Spike # Somatic State AIS State Effective Threshold
1 Resting, no sAHP, minimal M-current All Na⁺ channels available, no K⁺ accumulation Lowest (-55 mV)
2 Some sAHP developing, slight M-current Some Na⁺ channels still inactivated, some K⁺ channels still open Higher (-53 mV)
3-5 Significant sAHP, M-current growing Cumulative Na⁺ inactivation, K⁺ current accumulation Much higher (-50 to -48 mV)
Steady-state Maximum sAHP, full M-current activation Equilibrium between Na⁺ recovery and inactivation Highest (plateau)

4. Mathematical Representation

The dynamic threshold can be modeled as:

Threshold(t) = Threshold_rest + A * ∫[Ca²⁺]_soma(t) + B * NaV_unavailable(t)

Where A and B are weighting factors for somatic and AIS contributions respectively.

5. Functional Consequences of This Design

A. Temporal Filtering

The neuron becomes a high-pass filter for firing rates:

  • Responds vigorously to sudden input increases (first spike easy)
  • Adapts quickly to sustained input (subsequent spikes harder)
  • Encodes changes in input, not absolute levels

B. Prevention of Epileptiform Activity

By making sustained high-frequency firing progressively harder, the system has a built-in safety mechanism against runaway excitation.

C. Energy Efficiency

Each spike consumes ATP (for Na⁺/K⁺ pumping).
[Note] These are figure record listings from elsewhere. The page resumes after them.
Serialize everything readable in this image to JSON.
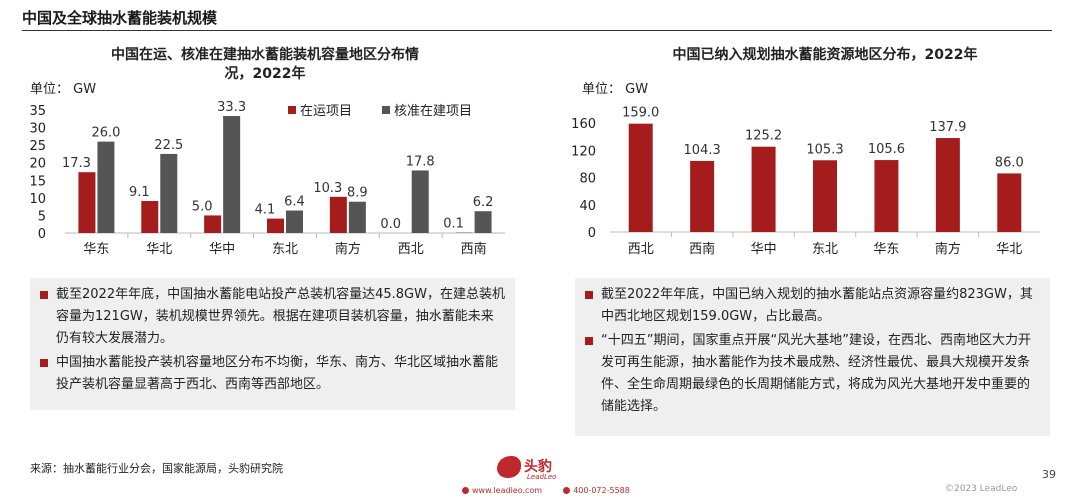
{
  "page": {
    "title": "中国及全球抽水蓄能装机规模",
    "page_number": "39",
    "copyright": "©2023 LeadLeo",
    "source": "来源：抽水蓄能行业分会，国家能源局，头豹研究院"
  },
  "logo": {
    "name": "头豹",
    "sub": "LeadLeo",
    "website": "www.leadleo.com",
    "phone": "400-072-5588"
  },
  "colors": {
    "accent_red": "#a51c1c",
    "dark_gray": "#555555",
    "note_bg": "#efefef"
  },
  "left_chart": {
    "title_line1": "中国在运、核准在建抽水蓄能装机容量地区分布情",
    "title_line2": "况，2022年",
    "unit": "单位： GW"
  },
  "right_chart": {
    "title": "中国已纳入规划抽水蓄能资源地区分布，2022年",
    "unit": "单位： GW"
  },
  "chart_data": [
    {
      "type": "bar",
      "title": "中国在运、核准在建抽水蓄能装机容量地区分布情况，2022年",
      "ylabel": "单位： GW",
      "categories": [
        "华东",
        "华北",
        "华中",
        "东北",
        "南方",
        "西北",
        "西南"
      ],
      "series": [
        {
          "name": "在运项目",
          "color": "#a51c1c",
          "values": [
            17.3,
            9.1,
            5.0,
            4.1,
            10.3,
            0.0,
            0.1
          ],
          "labels": [
            "17.3",
            "9.1",
            "5.0",
            "4.1",
            "10.3",
            "0.0",
            "0.1"
          ]
        },
        {
          "name": "核准在建项目",
          "color": "#555555",
          "values": [
            26.0,
            22.5,
            33.3,
            6.4,
            8.9,
            17.8,
            6.2
          ],
          "labels": [
            "26.0",
            "22.5",
            "33.3",
            "6.4",
            "8.9",
            "17.8",
            "6.2"
          ]
        }
      ],
      "ylim": [
        0,
        35
      ],
      "yticks": [
        0,
        5,
        10,
        15,
        20,
        25,
        30,
        35
      ],
      "legend": "top-right",
      "grid": false
    },
    {
      "type": "bar",
      "title": "中国已纳入规划抽水蓄能资源地区分布，2022年",
      "ylabel": "单位： GW",
      "categories": [
        "西北",
        "西南",
        "华中",
        "东北",
        "华东",
        "南方",
        "华北"
      ],
      "values": [
        159.0,
        104.3,
        125.2,
        105.3,
        105.6,
        137.9,
        86.0
      ],
      "labels": [
        "159.0",
        "104.3",
        "125.2",
        "105.3",
        "105.6",
        "137.9",
        "86.0"
      ],
      "color": "#a51c1c",
      "ylim": [
        0,
        160
      ],
      "yticks": [
        0,
        40,
        80,
        120,
        160
      ],
      "grid": false
    }
  ],
  "notes_left": [
    {
      "text": "截至2022年年底，中国抽水蓄能电站投产总装机容量达45.8GW，在建总装机容量为121GW，装机规模世界领先。根据在建项目装机容量，抽水蓄能未来仍有较大发展潜力。"
    },
    {
      "text": "中国抽水蓄能投产装机容量地区分布不均衡，华东、南方、华北区域抽水蓄能投产装机容量显著高于西北、西南等西部地区。"
    }
  ],
  "notes_right": [
    {
      "text": "截至2022年年底，中国已纳入规划的抽水蓄能站点资源容量约823GW，其中西北地区规划159.0GW，占比最高。"
    },
    {
      "text": "“十四五”期间，国家重点开展“风光大基地”建设，在西北、西南地区大力开发可再生能源，抽水蓄能作为技术最成熟、经济性最优、最具大规模开发条件、全生命周期最绿色的长周期储能方式，将成为风光大基地开发中重要的储能选择。"
    }
  ]
}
By adapting, the neuron prevents wasteful firing when input is sustained but not changing.

D. Signal-to-Noise Enhancement

The adaptation makes the neuron more sensitive to synchronized inputs (which can overcome the raised threshold) versus asynchronous background noise (which cannot).
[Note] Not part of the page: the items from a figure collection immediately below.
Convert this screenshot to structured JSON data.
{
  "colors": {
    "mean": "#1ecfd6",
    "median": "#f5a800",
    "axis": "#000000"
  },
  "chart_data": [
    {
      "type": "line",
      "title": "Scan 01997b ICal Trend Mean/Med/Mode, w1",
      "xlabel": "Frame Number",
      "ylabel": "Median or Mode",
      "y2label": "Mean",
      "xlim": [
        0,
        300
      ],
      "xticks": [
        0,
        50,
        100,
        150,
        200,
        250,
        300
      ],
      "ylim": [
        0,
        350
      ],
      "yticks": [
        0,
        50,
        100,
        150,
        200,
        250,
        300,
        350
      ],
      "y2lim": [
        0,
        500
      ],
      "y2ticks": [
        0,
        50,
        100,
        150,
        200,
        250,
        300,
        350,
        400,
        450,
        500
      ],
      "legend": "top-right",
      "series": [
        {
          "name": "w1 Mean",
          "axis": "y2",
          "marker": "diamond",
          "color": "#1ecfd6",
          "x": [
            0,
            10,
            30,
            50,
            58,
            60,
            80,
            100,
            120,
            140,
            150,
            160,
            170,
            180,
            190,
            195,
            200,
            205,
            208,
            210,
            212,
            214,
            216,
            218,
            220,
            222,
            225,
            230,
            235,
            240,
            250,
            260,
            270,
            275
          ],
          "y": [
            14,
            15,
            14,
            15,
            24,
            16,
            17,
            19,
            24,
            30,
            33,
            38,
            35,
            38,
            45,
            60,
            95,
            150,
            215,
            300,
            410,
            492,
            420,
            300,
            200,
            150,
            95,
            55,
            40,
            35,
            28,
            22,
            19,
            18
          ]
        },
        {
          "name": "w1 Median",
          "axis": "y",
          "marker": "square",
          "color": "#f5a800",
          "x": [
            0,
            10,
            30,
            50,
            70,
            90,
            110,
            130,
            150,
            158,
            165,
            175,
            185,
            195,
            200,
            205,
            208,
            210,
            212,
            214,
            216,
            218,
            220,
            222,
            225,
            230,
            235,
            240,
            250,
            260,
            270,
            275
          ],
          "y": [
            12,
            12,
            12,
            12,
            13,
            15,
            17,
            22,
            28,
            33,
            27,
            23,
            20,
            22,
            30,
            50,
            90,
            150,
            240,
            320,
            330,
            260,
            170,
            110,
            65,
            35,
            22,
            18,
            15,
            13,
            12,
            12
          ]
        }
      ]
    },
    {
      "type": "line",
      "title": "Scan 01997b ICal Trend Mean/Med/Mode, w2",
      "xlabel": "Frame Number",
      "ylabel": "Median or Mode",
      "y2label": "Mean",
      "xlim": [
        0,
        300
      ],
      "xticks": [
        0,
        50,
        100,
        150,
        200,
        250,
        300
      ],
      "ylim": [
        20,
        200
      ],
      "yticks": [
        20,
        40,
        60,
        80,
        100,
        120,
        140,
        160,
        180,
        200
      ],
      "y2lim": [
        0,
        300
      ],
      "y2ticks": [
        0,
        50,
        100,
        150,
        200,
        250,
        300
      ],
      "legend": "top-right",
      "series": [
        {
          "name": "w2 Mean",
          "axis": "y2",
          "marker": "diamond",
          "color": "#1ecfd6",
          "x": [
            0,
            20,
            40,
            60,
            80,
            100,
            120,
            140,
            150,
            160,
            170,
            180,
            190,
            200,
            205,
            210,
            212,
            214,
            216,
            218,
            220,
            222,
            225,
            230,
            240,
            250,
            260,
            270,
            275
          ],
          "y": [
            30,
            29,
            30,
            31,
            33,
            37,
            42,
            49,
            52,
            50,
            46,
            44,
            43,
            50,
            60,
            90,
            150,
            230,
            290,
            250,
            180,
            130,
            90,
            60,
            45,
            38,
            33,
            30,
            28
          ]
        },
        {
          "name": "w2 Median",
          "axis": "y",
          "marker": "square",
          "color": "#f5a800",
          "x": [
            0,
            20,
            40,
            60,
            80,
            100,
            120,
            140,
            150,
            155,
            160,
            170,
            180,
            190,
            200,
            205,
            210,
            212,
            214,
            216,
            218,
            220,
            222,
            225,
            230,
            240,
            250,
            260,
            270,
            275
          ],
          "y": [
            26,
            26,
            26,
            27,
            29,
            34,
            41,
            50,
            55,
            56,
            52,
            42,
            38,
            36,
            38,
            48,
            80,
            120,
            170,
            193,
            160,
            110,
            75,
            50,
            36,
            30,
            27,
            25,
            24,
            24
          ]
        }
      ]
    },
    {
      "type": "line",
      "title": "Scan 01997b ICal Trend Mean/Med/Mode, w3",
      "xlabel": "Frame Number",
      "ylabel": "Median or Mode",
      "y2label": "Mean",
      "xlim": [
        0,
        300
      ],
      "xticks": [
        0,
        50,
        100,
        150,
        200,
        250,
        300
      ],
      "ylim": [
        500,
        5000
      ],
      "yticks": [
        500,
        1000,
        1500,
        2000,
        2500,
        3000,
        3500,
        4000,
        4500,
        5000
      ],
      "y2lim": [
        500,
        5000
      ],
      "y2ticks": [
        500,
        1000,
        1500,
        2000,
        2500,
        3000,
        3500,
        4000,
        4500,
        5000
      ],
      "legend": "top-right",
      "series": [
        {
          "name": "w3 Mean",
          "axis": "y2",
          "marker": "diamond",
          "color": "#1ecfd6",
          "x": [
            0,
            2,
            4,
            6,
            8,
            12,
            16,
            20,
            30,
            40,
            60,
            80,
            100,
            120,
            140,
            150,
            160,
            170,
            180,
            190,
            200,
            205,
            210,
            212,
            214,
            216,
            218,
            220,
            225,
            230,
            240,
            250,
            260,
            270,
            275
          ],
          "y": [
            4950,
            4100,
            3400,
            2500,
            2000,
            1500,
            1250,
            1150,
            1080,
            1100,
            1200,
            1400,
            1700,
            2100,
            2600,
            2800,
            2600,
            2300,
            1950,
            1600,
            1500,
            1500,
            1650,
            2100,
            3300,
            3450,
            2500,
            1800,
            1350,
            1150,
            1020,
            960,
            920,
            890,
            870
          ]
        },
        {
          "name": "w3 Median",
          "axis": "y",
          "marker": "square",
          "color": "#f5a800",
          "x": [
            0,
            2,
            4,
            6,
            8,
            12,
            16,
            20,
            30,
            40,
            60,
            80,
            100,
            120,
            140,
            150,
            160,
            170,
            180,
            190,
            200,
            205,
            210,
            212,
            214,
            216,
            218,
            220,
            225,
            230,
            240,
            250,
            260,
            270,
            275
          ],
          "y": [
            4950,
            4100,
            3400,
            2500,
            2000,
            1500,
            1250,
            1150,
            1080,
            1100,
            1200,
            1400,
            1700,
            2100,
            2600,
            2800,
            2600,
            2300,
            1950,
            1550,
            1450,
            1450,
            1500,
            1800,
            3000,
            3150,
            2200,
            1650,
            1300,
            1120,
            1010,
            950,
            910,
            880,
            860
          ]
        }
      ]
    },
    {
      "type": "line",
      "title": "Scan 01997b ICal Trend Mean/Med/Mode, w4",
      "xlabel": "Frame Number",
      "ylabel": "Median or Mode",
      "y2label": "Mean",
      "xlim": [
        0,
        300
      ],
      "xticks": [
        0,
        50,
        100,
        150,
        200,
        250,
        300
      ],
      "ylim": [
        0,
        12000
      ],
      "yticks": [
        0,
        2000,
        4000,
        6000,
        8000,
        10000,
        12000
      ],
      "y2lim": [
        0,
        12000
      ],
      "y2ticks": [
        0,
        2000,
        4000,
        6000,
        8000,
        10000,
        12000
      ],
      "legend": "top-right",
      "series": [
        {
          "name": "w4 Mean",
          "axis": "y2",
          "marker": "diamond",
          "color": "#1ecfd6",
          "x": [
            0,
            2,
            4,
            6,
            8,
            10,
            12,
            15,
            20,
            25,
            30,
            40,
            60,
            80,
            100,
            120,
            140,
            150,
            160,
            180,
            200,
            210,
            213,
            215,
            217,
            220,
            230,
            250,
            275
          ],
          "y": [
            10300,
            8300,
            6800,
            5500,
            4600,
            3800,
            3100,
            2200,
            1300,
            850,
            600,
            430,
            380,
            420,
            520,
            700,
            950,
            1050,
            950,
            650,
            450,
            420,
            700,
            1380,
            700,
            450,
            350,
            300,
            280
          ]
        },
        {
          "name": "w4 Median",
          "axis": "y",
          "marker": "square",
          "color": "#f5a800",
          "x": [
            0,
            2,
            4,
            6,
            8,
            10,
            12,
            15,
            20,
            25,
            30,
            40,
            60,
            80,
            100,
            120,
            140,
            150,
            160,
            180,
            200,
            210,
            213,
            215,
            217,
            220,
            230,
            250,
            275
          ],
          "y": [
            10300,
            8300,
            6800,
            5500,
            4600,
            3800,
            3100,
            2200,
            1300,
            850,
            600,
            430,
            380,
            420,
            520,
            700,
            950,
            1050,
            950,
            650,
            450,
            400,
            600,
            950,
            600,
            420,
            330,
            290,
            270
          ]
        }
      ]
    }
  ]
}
6. Modulation of Adaptation

Crucially, this adaptation is itself modulatable:

  • Acetylcholine: Reduces sAHP and M-current → less adaptation → neuron can sustain firing longer (important for attention).
  • Norepinephrine: Can enhance adaptation in some contexts, promoting burst firing patterns.
  • Serotonin: Modulates both sAHP and Na⁺ channel kinetics, tuning adaptation to behavioral state.

7. Experimental Evidence

  • Intracellular recordings show clear threshold increases during spike trains.
  • Dynamic clamp experiments demonstrate that injecting artificial sAHP currents reproduces adaptation.
  • Knockout of SK channels eliminates most spike-frequency adaptation.
  • AIS-targeted pharmacology shows that blocking specific K⁺ channels at the AIS reduces threshold elevation during trains.

Summary: The Strategic First Spike

Yes, the first spike is privileged. The soma and AIS are engineered to be maximally sensitive to the onset of input, then progressively desensitize during sustained activity. This is achieved through:

  1. Somatic sAHP (Ca²⁺-dependent K⁺ currents)
  2. Somatic M-current accumulation
  3. AIS Na⁺ channel inactivation
  4. AIS K⁺ channel cumulative activation
  5. Activity-dependent phosphorylation of threshold proteins

This creates a neuron that says: "I notice changes immediately, but I won't keep shouting about things that don't change." The first spike is the easiest because it carries the most information—the news that something has changed. Subsequent spikes in a train are progressively harder because they merely confirm "it's still happening," which is less informationally valuable.

This elegant design balances sensitivity with stability, novelty detection with energy conservation, making the neuron an optimal detector of meaningful change in a noisy world.